There are two broad kind of ML problems: supervised and unsupervised learning.
- Supervised Learning – each record has both feature and label (X and Y)
- The goal is to predict Y based on X
- Unsupervised Learning – there is no label (X)
- The goal is to “understand” or make sense out of the data
- Often it means clustering the data points into groups.
The most widely used case is supervised learning because it’s direct and we often have something that we want to predict in a business use case. However, it can quite expensive to collect label often. So there are many labeling technique to lower the cost of obtaining labels:
- Self-supervised learning
- The label is in the raw data.
- This is strange if you think about it. If the label is already in the data, why are we trying to predict something that we already know? Actually there can be a good reasons. One example is to learning an embedding about the data.
- Ex: BERT – we try to predict masked words and next-sentence relationship to build a word embedding
- Ex: Audio/Speech recognition (paper: Why does Self-Supervised Learning for Speech Recognition Benefit Speaker Recognition?)

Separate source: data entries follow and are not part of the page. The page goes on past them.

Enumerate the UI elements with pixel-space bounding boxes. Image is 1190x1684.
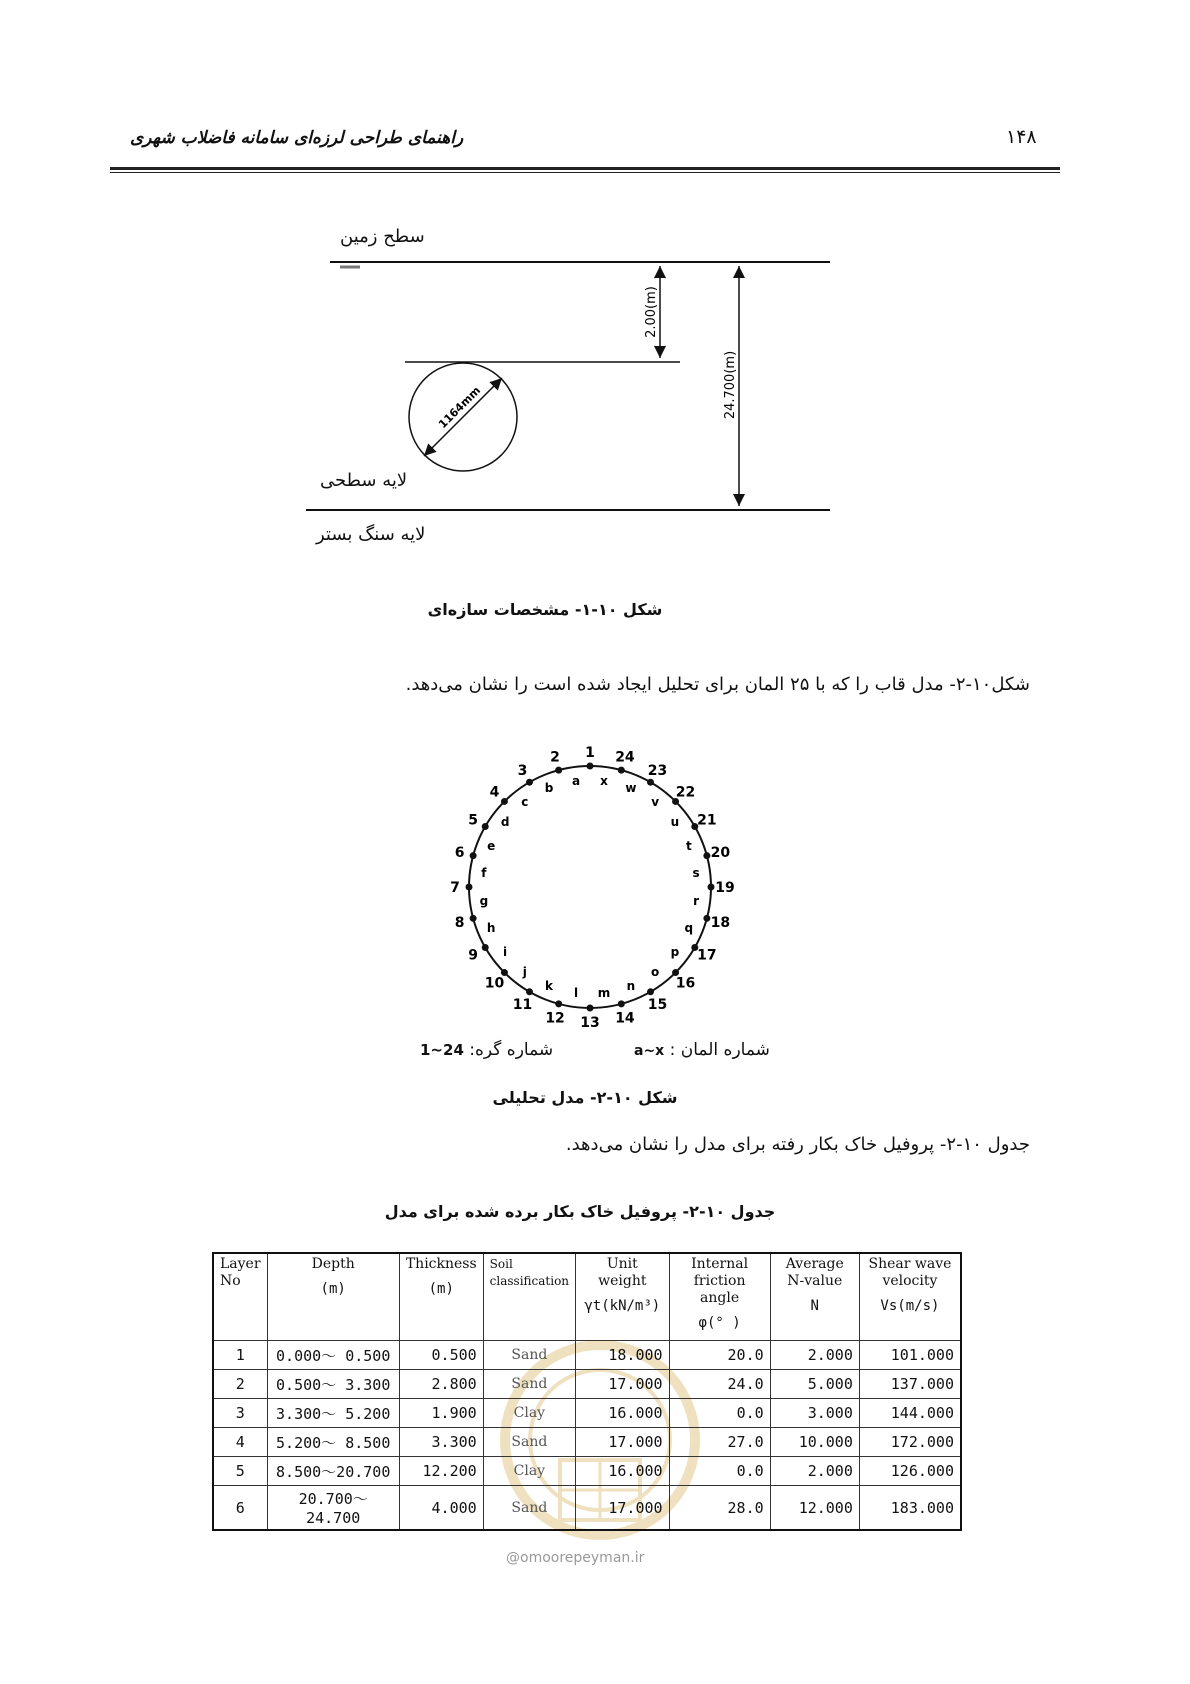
element-label: s (692, 866, 700, 881)
cell-thickness: 0.500 (399, 1341, 483, 1370)
legend-element (634, 1040, 770, 1060)
element-label: f (481, 866, 487, 881)
cell-vs: 101.000 (859, 1341, 961, 1370)
cell-vs: 183.000 (859, 1486, 961, 1531)
paragraph-figure2-intro: شکل۱۰-۲- مدل قاب را که با ۲۵ المان برای تحلیل ایجاد شده است را نشان می‌دهد. (405, 674, 1030, 695)
cell-soil: Clay (483, 1457, 575, 1486)
node-label: 9 (468, 947, 478, 964)
paragraph-table-intro: جدول ۱۰-۲- پروفیل خاک بکار رفته برای مدل را نشان می‌دهد. (565, 1134, 1030, 1155)
element-label: v (651, 795, 660, 810)
legend-node-label: شماره گره: (469, 1040, 554, 1060)
element-label: q (684, 920, 694, 935)
element-label: i (503, 945, 508, 960)
cell-depth: 8.500～20.700 (267, 1457, 399, 1486)
cell-thickness: 1.900 (399, 1399, 483, 1428)
table-row (213, 1428, 961, 1457)
node-point (587, 1005, 594, 1012)
cell-friction: 0.0 (669, 1399, 770, 1428)
node-label: 3 (517, 763, 528, 780)
node-point (526, 988, 533, 995)
cell-layer: 4 (213, 1428, 267, 1457)
website-watermark: @omoorepeyman.ir (506, 1550, 645, 1566)
node-label: 7 (450, 880, 460, 896)
cell-depth: 5.200～ 8.500 (267, 1428, 399, 1457)
cell-unit-weight: 17.000 (576, 1486, 670, 1531)
node-point (647, 988, 654, 995)
node-point (555, 1000, 562, 1007)
node-label: 20 (710, 845, 731, 862)
ground-surface-label: سطح زمین (340, 226, 425, 247)
cell-unit-weight: 18.000 (576, 1341, 670, 1370)
cell-layer: 6 (213, 1486, 267, 1531)
cell-thickness: 2.800 (399, 1370, 483, 1399)
node-point (470, 852, 477, 859)
cell-thickness: 3.300 (399, 1428, 483, 1457)
cell-thickness: 4.000 (399, 1486, 483, 1531)
legend-node (420, 1040, 553, 1060)
figure2-caption: شکل ۱۰-۲- مدل تحلیلی (492, 1088, 678, 1107)
cell-friction: 24.0 (669, 1370, 770, 1399)
node-point (470, 915, 477, 922)
cell-soil: Sand (483, 1341, 575, 1370)
element-label: c (521, 795, 529, 810)
cell-friction: 28.0 (669, 1486, 770, 1531)
cell-layer: 5 (213, 1457, 267, 1486)
table-row (213, 1486, 961, 1531)
legend-node-range: 1~24 (420, 1041, 464, 1059)
node-label: 22 (675, 784, 696, 801)
node-label: 1 (585, 745, 595, 761)
figure-structure-diagram (290, 220, 850, 560)
cell-depth: 20.700～24.700 (267, 1486, 399, 1531)
node-point (501, 798, 508, 805)
node-label: 15 (647, 996, 668, 1013)
node-point (703, 852, 710, 859)
cell-n-value: 3.000 (770, 1399, 859, 1428)
node-label: 17 (697, 947, 717, 964)
cell-unit-weight: 16.000 (576, 1399, 670, 1428)
node-label: 8 (454, 914, 465, 931)
element-label: k (545, 978, 554, 993)
cell-n-value: 10.000 (770, 1428, 859, 1457)
cell-vs: 144.000 (859, 1399, 961, 1428)
cell-layer: 2 (213, 1370, 267, 1399)
node-label: 6 (454, 845, 465, 862)
col-unit-weight: Unit weight γt(kN/m³) (576, 1253, 670, 1341)
cell-n-value: 2.000 (770, 1341, 859, 1370)
col-friction-angle: Internal friction angle φ(° ) (669, 1253, 770, 1341)
element-label: p (670, 945, 680, 960)
node-point (618, 767, 625, 774)
node-point (587, 763, 594, 770)
node-label: 16 (675, 975, 696, 992)
element-label: t (685, 839, 692, 854)
total-depth-label: 24.700(m) (723, 350, 738, 420)
col-n-value: Average N-value N (770, 1253, 859, 1341)
node-label: 24 (615, 749, 635, 766)
cell-vs: 172.000 (859, 1428, 961, 1457)
element-label: e (487, 839, 496, 854)
element-label: m (597, 986, 611, 1001)
cell-n-value: 5.000 (770, 1370, 859, 1399)
cell-depth: 0.000～ 0.500 (267, 1341, 399, 1370)
col-soil-classification: Soil classification (483, 1253, 575, 1341)
cell-vs: 126.000 (859, 1457, 961, 1486)
col-shear-velocity: Shear wave velocity Vs(m/s) (859, 1253, 961, 1341)
element-label: d (500, 814, 510, 829)
element-label: l (573, 986, 579, 1001)
cell-depth: 0.500～ 3.300 (267, 1370, 399, 1399)
element-label: j (522, 964, 527, 979)
node-label: 10 (484, 975, 505, 992)
cell-unit-weight: 16.000 (576, 1457, 670, 1486)
cell-soil: Sand (483, 1486, 575, 1531)
node-label: 14 (615, 1010, 635, 1027)
cell-thickness: 12.200 (399, 1457, 483, 1486)
table-row (213, 1341, 961, 1370)
node-point (555, 767, 562, 774)
soil-profile-table (212, 1252, 962, 1531)
cell-soil: Clay (483, 1399, 575, 1428)
node-point (482, 823, 489, 830)
figure1-caption: شکل ۱۰-۱- مشخصات سازه‌ای (427, 600, 663, 619)
node-label: 13 (580, 1015, 600, 1031)
element-label: h (486, 920, 496, 935)
node-label: 11 (512, 996, 533, 1013)
cell-n-value: 12.000 (770, 1486, 859, 1531)
cell-layer: 1 (213, 1341, 267, 1370)
legend-element-range: a~x (634, 1043, 665, 1059)
element-label: u (670, 814, 680, 829)
node-point (482, 944, 489, 951)
element-label: w (625, 781, 637, 796)
depth-label: 2.00(m) (644, 286, 659, 338)
element-label: x (600, 773, 608, 788)
figure-analytical-model (440, 735, 750, 1035)
element-label: r (693, 893, 700, 908)
node-label: 12 (545, 1010, 565, 1027)
running-header-title: راهنمای طراحی لرزه‌ای سامانه فاضلاب شهری (130, 128, 464, 148)
cell-vs: 137.000 (859, 1370, 961, 1399)
bedrock-layer-label: لایه سنگ بستر (316, 524, 426, 545)
table-row (213, 1457, 961, 1486)
node-label: 19 (715, 880, 735, 896)
cell-friction: 27.0 (669, 1428, 770, 1457)
node-point (618, 1000, 625, 1007)
cell-friction: 20.0 (669, 1341, 770, 1370)
cell-friction: 0.0 (669, 1457, 770, 1486)
cell-unit-weight: 17.000 (576, 1428, 670, 1457)
col-layer-no: Layer No (213, 1253, 267, 1341)
diameter-label: 1164mm (435, 383, 484, 432)
element-label: g (479, 893, 489, 908)
element-label: a (571, 773, 581, 788)
col-thickness: Thickness (m) (399, 1253, 483, 1341)
surface-layer-label: لایه سطحی (320, 470, 408, 491)
node-point (647, 779, 654, 786)
cell-depth: 3.300～ 5.200 (267, 1399, 399, 1428)
node-label: 21 (697, 812, 717, 829)
table-caption: جدول ۱۰-۲- پروفیل خاک بکار برده شده برای مدل (384, 1202, 776, 1221)
element-label: b (544, 781, 554, 796)
table-header-row (213, 1253, 961, 1341)
node-label: 4 (489, 784, 500, 801)
table-row (213, 1370, 961, 1399)
node-point (708, 884, 715, 891)
node-point (466, 884, 473, 891)
cell-n-value: 2.000 (770, 1457, 859, 1486)
cell-unit-weight: 17.000 (576, 1370, 670, 1399)
node-label: 5 (468, 812, 478, 829)
element-label: n (626, 978, 636, 993)
header-rule-thick (110, 167, 1060, 170)
header-rule-thin (110, 172, 1060, 173)
element-label: o (651, 964, 660, 979)
node-label: 18 (710, 914, 731, 931)
legend-element-label: شماره المان : (669, 1040, 770, 1060)
node-label: 23 (647, 763, 668, 780)
node-point (703, 915, 710, 922)
node-point (526, 779, 533, 786)
cell-soil: Sand (483, 1370, 575, 1399)
cell-layer: 3 (213, 1399, 267, 1428)
diameter-arrow (424, 378, 502, 456)
col-depth: Depth (m) (267, 1253, 399, 1341)
cell-soil: Sand (483, 1428, 575, 1457)
table-row (213, 1399, 961, 1428)
node-label: 2 (550, 749, 560, 766)
page-number: ۱۴۸ (1006, 126, 1037, 148)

- Semi-supervised learning
- Transductive Label propagation
- Nearest neighbor graph based on embedding
- Idea: Similar input should produce similar target
- Paper: Iscen, A., Tolias, G., Avrithis, Y., & Chum, O. (2019). Label propagation for deep semi-supervised learning
- Assumption (need at least one of below)

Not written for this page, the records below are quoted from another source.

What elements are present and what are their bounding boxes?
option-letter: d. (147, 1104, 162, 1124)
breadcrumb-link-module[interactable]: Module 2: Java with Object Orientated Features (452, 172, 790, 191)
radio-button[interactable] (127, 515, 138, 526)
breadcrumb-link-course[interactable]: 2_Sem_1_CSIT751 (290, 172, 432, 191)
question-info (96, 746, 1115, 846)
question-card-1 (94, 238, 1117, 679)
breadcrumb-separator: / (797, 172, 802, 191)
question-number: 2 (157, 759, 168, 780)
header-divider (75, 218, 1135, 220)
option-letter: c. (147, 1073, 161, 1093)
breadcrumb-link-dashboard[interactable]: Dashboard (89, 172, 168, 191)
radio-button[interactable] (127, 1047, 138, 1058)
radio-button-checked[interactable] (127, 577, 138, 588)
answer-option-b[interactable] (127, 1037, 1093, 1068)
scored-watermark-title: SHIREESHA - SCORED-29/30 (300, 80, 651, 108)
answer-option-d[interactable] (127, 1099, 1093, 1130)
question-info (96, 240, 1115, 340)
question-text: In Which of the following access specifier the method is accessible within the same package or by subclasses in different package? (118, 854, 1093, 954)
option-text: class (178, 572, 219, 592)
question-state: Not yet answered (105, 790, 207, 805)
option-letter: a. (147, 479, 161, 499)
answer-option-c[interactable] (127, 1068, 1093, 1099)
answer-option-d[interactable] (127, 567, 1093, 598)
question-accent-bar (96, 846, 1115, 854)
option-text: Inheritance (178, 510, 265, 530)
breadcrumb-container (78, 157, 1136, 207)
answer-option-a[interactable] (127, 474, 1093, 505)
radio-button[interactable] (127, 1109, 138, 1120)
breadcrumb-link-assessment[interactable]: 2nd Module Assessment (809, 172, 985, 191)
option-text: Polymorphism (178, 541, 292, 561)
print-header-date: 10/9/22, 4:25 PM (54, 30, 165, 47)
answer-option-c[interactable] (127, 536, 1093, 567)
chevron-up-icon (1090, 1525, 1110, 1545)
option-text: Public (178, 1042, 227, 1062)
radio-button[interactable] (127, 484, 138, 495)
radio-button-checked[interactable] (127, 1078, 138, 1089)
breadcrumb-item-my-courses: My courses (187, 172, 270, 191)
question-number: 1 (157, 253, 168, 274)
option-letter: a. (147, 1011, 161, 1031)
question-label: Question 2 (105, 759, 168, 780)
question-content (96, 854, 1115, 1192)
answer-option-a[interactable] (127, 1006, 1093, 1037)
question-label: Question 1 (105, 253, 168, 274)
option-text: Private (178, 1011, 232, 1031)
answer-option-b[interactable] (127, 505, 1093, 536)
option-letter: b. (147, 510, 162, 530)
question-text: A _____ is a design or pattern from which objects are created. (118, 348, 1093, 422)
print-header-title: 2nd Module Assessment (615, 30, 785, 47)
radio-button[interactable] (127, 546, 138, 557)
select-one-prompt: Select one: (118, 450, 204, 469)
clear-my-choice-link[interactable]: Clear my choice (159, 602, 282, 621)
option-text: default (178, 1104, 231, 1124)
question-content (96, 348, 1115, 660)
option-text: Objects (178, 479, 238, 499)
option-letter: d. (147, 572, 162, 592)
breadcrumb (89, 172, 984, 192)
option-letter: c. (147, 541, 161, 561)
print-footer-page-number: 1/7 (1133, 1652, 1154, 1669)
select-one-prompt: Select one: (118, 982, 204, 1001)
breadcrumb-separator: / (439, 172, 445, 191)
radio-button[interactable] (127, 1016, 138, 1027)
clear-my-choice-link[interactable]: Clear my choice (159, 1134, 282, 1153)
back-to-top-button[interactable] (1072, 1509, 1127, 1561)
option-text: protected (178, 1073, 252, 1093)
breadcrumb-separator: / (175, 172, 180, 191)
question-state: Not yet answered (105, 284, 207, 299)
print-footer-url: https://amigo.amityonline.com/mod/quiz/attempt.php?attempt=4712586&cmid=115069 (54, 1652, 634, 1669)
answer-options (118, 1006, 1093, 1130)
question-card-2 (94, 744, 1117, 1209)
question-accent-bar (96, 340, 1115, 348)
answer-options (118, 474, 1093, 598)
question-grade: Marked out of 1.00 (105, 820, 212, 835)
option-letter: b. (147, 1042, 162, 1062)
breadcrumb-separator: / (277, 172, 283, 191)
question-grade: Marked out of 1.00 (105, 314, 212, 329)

- Continuity – the decision boundary should be relatively simple
- Cluster – data points in feature space form clusters, and points in the same cluster are likely to have the same label
- Manifold – data points lie on a manifold that is much lower dimension. In other words, the actual data distribution has much lower dimension (fewer degree of freedom) than the number of dimension of the feature space (ex: natural images)

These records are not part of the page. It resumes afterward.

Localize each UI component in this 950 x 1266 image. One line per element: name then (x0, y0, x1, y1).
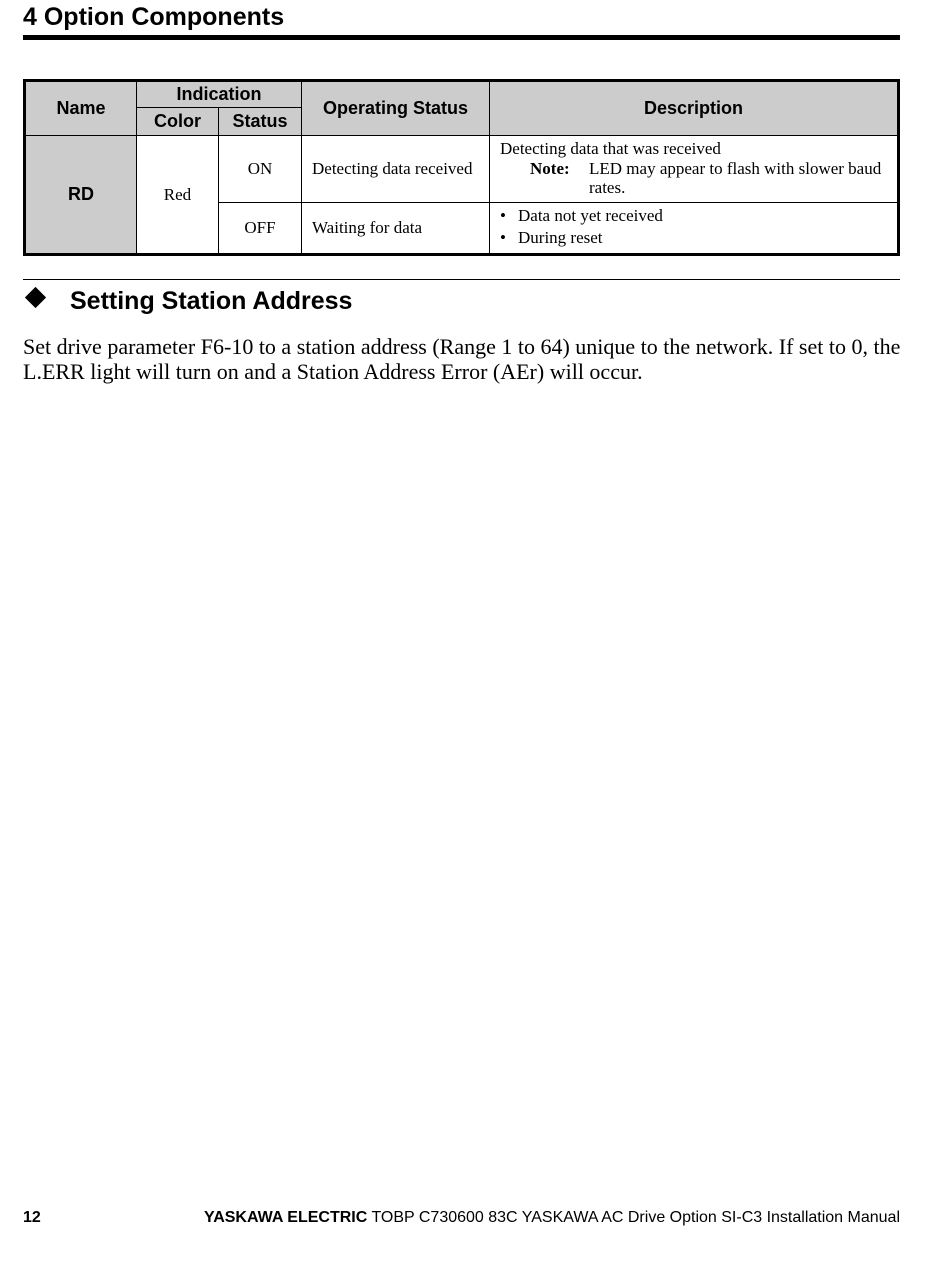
operating-status-cell: Waiting for data (302, 203, 490, 255)
header-status: Status (219, 108, 302, 136)
page-number: 12 (23, 1209, 41, 1226)
bullet-icon: • (500, 206, 506, 225)
status-cell: OFF (219, 203, 302, 255)
header-name: Name (25, 81, 137, 136)
led-color-cell: Red (137, 136, 219, 255)
status-cell: ON (219, 136, 302, 203)
led-name-cell: RD (25, 136, 137, 255)
table-row (25, 136, 899, 203)
note (500, 159, 887, 197)
operating-status-cell: Detecting data received (302, 136, 490, 203)
section-rule (23, 279, 900, 280)
chapter-title: 4 Option Components (23, 3, 285, 31)
bullet-text: During reset (518, 228, 603, 247)
bullet-text: Data not yet received (518, 206, 663, 225)
list-item (500, 227, 887, 249)
footer-manual-title (204, 1207, 900, 1229)
bullet-icon: • (500, 228, 506, 247)
section-body: Set drive parameter F6-10 to a station address (Range 1 to 64) unique to the network. If set to 0, the L.ERR light will turn on and a Station Address Error (AEr) will occur. (23, 334, 901, 384)
header-operating-status: Operating Status (302, 81, 490, 136)
led-indication-table (23, 79, 900, 256)
diamond-icon (25, 287, 46, 308)
chapter-rule (23, 35, 900, 40)
note-label: Note: (530, 159, 570, 178)
description-cell (490, 136, 899, 203)
description-cell (490, 203, 899, 255)
section-title: Setting Station Address (70, 287, 353, 315)
footer-title: TOBP C730600 83C YASKAWA AC Drive Option SI-C3 Installation Manual (367, 1209, 900, 1226)
note-text: LED may appear to flash with slower baud rates. (589, 159, 882, 197)
header-indication: Indication (137, 81, 302, 108)
header-color: Color (137, 108, 219, 136)
footer-brand: YASKAWA ELECTRIC (204, 1209, 368, 1226)
description-text: Detecting data that was received (500, 139, 721, 158)
header-description: Description (490, 81, 899, 136)
list-item (500, 205, 887, 227)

- Transductive Label propagation
- Active learning
- The learning algorithm asks for the data points to be labeled in an interactive fashion
- It’s an orthogonal concept to semi-supervised learning because it’s can be applied to both supervised and semi-supervised.
- Query strategy
- Margin sampling
- cluster-based
- query by committee
- region based sampling
- Weak supervision
- Learning from noisy label
- Weak labels
- Global statistics from groups: means of subset of samples
- Weak classifier: heuristic by subject-matter expert
- Has a generative and discriminative model
- Application: Snorkel (Stanford) and Cleanlab (MIT)